CORRECTION: An earlier version of this story had the wrong age for the suspect in this case. The correction is included below.
By Tim Redmond
The rapist answered an ad in Redbooksf, a site where sex workers post their information for clients. He arrived at the Oakland apartment of the woman we’re calling Ms. R – and instead of contracting for sex, he beat her, dragged her from room to room, squeezed her head until her ears bled, and forced her into oral, anal, and vaginal sex. Then he stole her cell phone and some cash and fled.
It was Sept. 12, 2012.
Ms. R ran out of her door and started screaming for her neighbors. When police arrived, they took her report – and it wasn’t hard to identify a suspect. There was, according to police, a DNA match with one Kenneth Colter, a 32-year-old man with a history of petty theft, robbery, and resisting arrest who was on parole at the time.

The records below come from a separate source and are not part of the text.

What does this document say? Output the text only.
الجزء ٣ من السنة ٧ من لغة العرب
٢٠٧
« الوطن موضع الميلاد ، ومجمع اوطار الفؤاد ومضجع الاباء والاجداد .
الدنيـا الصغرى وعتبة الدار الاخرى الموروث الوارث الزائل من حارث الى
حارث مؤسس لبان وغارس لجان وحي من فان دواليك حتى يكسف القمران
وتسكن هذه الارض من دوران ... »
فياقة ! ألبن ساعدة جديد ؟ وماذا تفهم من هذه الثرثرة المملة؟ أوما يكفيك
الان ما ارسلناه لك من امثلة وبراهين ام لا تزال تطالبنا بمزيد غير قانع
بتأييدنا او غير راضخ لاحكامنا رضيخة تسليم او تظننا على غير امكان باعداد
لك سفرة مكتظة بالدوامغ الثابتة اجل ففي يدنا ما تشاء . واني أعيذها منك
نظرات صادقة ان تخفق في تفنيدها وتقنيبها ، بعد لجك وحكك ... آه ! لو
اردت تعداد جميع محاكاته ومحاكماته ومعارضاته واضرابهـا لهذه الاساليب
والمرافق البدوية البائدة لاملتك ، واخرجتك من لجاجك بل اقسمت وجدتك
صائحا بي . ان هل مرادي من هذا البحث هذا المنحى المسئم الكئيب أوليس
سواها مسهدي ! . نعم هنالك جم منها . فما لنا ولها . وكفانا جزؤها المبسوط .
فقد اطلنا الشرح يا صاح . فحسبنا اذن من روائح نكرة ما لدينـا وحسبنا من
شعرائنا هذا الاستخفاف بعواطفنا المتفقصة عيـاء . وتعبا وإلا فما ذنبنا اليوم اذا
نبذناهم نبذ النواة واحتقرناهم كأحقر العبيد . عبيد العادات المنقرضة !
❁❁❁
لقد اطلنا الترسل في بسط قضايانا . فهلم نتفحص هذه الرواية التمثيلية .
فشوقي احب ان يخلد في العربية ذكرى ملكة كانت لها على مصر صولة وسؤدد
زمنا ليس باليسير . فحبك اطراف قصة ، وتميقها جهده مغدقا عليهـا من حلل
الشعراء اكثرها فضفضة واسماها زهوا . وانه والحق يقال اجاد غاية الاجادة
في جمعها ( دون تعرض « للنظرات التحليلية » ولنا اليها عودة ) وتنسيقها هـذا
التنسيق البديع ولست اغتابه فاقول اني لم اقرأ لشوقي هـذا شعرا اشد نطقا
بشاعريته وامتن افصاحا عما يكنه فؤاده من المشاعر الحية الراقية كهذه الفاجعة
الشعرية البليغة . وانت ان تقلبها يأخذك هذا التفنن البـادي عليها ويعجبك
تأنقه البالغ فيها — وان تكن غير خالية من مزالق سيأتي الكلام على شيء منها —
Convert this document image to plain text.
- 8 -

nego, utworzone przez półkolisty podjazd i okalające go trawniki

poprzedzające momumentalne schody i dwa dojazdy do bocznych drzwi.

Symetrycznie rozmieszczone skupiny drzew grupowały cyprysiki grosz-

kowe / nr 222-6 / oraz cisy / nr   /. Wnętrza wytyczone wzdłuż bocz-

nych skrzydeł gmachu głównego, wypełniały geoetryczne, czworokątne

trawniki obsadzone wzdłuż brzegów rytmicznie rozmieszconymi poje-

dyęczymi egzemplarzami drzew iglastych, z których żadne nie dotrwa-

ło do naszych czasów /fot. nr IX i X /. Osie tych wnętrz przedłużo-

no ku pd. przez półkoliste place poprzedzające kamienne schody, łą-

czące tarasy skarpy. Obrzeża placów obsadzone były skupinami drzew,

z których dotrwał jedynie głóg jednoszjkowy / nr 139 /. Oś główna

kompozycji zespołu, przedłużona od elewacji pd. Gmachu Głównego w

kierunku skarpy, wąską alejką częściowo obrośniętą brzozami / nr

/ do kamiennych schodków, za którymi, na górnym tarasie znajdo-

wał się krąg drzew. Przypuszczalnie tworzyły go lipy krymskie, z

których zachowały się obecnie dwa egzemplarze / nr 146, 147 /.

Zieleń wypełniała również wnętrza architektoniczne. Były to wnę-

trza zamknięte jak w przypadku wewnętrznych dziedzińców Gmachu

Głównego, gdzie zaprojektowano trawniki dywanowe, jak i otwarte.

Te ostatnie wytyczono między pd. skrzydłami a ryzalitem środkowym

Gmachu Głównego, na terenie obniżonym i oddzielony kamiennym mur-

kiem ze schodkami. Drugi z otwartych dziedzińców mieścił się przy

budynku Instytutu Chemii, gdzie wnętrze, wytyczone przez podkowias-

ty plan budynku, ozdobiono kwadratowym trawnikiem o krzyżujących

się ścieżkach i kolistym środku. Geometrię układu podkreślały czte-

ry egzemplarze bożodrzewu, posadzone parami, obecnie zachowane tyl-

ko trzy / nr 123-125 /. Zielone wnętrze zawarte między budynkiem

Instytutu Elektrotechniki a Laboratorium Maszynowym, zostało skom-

But although they knew where he lived, and he was checking in regularly with his probation officer, Coulter wasn’t arrested until May, 2013. He’s now in Alameda County jail on multiple charges of sexual assault, legal documents in the case show.
Why did it take eight months to put Colter in custody? Oakland police say it was a mixture of understaffing, two retirements, and a complex case – but Lieutenant Kevin Wiley agrees it was unacceptable.
“This investigation passed through two separate investigators, both of whom retired before the case was completed,” Wiley told me. “Yes, there were witnesses to this case but issues arose with them positively identifying the offender.” Staffing for the division was at 50 percent of what it should be, and the case load was high; collecting the suspects’s DNA “took time,” he said.